Which brings me to the second thing, money. Christian publishers, like all publishers, are motivated primarily by finances. They have to be. They are in the business of selling books, and the people who run these businesses have mortgages to pay and families to feed. So loss of sales becomes this unspoken but all-pervasive threat that Christian publishers always feel. The easy road for publishers is to simply avoid the controversies, the boundary markers, which might stir up the conservative segments of their audiences. To state the obvious, we as authors and readers must understand that the Christian book industry primarily functions—for better and for worse—as an industry. And one corollary to that is that the best books are not always published, but the most popular (and often benign) books most certainly are.

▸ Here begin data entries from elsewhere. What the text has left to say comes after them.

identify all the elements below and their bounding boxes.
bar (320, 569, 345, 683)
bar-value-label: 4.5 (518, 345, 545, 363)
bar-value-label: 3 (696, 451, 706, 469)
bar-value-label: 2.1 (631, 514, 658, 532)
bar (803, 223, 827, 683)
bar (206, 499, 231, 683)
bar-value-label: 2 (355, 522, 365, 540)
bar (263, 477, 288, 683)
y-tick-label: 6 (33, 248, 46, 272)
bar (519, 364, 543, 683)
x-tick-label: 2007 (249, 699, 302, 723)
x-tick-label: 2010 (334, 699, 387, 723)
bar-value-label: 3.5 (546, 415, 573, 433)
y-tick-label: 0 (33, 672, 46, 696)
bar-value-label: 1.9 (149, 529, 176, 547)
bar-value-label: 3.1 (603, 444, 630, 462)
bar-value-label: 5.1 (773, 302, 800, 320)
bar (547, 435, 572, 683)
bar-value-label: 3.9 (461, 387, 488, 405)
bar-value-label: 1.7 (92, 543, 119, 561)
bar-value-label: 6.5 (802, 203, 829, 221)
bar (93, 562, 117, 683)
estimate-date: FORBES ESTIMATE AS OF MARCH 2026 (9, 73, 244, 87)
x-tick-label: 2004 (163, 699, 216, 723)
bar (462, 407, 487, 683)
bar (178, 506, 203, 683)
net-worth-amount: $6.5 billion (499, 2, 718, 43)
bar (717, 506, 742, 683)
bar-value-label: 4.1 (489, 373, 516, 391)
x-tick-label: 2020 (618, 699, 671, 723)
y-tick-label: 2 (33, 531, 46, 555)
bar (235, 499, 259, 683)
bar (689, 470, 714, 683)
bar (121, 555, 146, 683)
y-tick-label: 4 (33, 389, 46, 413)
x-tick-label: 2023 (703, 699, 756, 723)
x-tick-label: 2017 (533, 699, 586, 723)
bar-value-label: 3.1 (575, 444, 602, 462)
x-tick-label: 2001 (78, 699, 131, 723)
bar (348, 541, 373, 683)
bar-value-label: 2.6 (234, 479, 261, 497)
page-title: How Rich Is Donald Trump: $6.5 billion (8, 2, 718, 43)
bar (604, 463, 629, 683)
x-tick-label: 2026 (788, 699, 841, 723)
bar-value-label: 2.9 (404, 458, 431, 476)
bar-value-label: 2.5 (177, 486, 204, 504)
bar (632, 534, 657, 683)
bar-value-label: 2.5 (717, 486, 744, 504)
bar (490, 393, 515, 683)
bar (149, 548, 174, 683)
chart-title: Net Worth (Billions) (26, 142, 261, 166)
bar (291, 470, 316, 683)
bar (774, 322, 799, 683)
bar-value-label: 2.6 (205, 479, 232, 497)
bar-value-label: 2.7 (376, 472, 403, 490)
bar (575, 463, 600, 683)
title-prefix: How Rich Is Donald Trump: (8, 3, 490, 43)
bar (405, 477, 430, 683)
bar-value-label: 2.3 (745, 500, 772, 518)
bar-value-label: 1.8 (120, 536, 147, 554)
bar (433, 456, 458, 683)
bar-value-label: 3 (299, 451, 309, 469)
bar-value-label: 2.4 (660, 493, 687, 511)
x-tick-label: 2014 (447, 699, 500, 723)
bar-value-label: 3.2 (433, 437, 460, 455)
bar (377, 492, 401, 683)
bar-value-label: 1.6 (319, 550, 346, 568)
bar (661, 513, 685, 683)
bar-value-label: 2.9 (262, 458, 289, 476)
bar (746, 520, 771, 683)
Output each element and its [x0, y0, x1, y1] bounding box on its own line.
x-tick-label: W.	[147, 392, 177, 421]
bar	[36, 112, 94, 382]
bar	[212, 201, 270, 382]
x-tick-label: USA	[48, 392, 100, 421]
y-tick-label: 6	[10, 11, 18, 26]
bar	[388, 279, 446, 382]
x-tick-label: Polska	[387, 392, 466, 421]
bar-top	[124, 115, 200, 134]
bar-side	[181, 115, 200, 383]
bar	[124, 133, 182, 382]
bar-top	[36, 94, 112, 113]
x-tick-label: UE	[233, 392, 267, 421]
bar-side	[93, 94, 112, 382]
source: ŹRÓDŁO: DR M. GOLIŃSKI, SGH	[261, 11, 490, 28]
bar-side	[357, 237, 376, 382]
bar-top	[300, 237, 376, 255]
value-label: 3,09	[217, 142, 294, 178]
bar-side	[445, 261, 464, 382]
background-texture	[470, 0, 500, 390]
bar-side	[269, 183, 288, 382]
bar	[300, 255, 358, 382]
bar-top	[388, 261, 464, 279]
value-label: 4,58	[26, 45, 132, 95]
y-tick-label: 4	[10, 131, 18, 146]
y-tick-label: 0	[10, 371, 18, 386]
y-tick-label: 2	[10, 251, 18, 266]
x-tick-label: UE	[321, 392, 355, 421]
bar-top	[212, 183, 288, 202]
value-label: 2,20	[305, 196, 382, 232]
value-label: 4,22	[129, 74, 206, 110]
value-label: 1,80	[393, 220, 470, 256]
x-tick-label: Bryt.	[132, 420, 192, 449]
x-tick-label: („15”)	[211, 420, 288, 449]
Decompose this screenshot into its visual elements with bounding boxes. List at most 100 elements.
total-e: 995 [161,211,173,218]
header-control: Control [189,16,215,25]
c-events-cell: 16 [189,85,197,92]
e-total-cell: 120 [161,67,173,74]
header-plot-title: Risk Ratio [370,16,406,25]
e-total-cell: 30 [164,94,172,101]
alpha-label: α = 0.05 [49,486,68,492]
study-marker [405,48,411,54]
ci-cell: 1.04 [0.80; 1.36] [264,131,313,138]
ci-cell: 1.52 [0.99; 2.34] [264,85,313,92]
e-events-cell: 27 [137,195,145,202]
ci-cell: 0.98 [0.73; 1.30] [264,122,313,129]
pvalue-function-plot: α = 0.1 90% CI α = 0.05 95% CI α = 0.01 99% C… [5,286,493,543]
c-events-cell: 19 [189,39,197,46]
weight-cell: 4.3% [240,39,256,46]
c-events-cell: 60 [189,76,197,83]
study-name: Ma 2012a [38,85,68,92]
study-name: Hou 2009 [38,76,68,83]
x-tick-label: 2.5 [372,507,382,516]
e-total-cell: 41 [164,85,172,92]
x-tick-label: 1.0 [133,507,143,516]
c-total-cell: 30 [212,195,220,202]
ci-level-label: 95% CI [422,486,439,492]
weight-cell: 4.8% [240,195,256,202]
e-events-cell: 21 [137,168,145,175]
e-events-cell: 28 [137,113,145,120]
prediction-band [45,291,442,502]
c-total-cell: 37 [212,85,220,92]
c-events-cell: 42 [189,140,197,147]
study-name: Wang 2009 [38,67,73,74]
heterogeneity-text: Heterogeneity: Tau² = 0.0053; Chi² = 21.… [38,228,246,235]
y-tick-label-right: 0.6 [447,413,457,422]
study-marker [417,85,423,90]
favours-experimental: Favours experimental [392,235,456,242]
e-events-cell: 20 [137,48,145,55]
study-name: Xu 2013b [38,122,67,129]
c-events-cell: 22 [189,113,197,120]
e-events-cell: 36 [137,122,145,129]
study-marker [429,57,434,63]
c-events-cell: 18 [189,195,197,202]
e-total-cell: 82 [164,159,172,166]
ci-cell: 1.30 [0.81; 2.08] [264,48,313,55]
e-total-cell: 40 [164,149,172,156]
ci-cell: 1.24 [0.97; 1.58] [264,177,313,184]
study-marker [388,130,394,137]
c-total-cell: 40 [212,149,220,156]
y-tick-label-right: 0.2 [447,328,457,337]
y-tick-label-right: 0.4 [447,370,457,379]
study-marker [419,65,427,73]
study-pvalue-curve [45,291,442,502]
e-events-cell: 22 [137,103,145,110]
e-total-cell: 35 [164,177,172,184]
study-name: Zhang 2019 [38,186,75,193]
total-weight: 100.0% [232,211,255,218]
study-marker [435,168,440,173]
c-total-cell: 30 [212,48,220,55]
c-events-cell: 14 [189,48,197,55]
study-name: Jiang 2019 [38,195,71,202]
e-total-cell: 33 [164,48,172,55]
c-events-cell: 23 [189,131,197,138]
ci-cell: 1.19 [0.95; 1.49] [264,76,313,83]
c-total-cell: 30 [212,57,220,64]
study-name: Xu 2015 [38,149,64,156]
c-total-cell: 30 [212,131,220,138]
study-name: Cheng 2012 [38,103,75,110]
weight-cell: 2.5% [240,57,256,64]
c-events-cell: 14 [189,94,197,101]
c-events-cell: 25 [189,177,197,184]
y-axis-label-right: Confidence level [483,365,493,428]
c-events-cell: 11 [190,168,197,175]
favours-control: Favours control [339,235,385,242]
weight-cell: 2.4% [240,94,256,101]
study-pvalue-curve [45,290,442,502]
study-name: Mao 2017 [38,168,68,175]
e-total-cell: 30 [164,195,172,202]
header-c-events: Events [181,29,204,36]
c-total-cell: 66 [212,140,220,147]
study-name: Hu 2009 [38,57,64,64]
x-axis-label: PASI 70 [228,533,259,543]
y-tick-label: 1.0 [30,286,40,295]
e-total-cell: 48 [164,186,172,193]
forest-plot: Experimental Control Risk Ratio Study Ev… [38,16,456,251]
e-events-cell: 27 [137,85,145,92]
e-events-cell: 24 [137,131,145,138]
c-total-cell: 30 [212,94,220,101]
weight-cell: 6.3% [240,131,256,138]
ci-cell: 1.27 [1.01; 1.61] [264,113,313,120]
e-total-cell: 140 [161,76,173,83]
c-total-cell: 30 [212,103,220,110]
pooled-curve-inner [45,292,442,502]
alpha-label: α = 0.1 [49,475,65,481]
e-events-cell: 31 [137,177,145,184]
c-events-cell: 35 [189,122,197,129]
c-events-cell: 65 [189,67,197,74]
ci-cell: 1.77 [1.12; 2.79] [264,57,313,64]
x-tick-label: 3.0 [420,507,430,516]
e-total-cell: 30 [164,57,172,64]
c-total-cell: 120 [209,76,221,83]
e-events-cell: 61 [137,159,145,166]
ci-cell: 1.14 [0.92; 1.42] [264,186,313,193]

So where does that leave us? Ultimately, we Christians finds ourselves squarely along the path of missing the point once again. Evans' book will not be known for what it was written for — as an experiment in Christian complementarianism — but as "the vagina book." Those conservatives who oppose the book will unwittingly add to its sales, fueled by a titillated public. Christian evangelicals have once again displayed that we define ourselves according to what we are against, not what we are for. And the secular public and media will have one more excuse to poke fun at the ignorant Christians.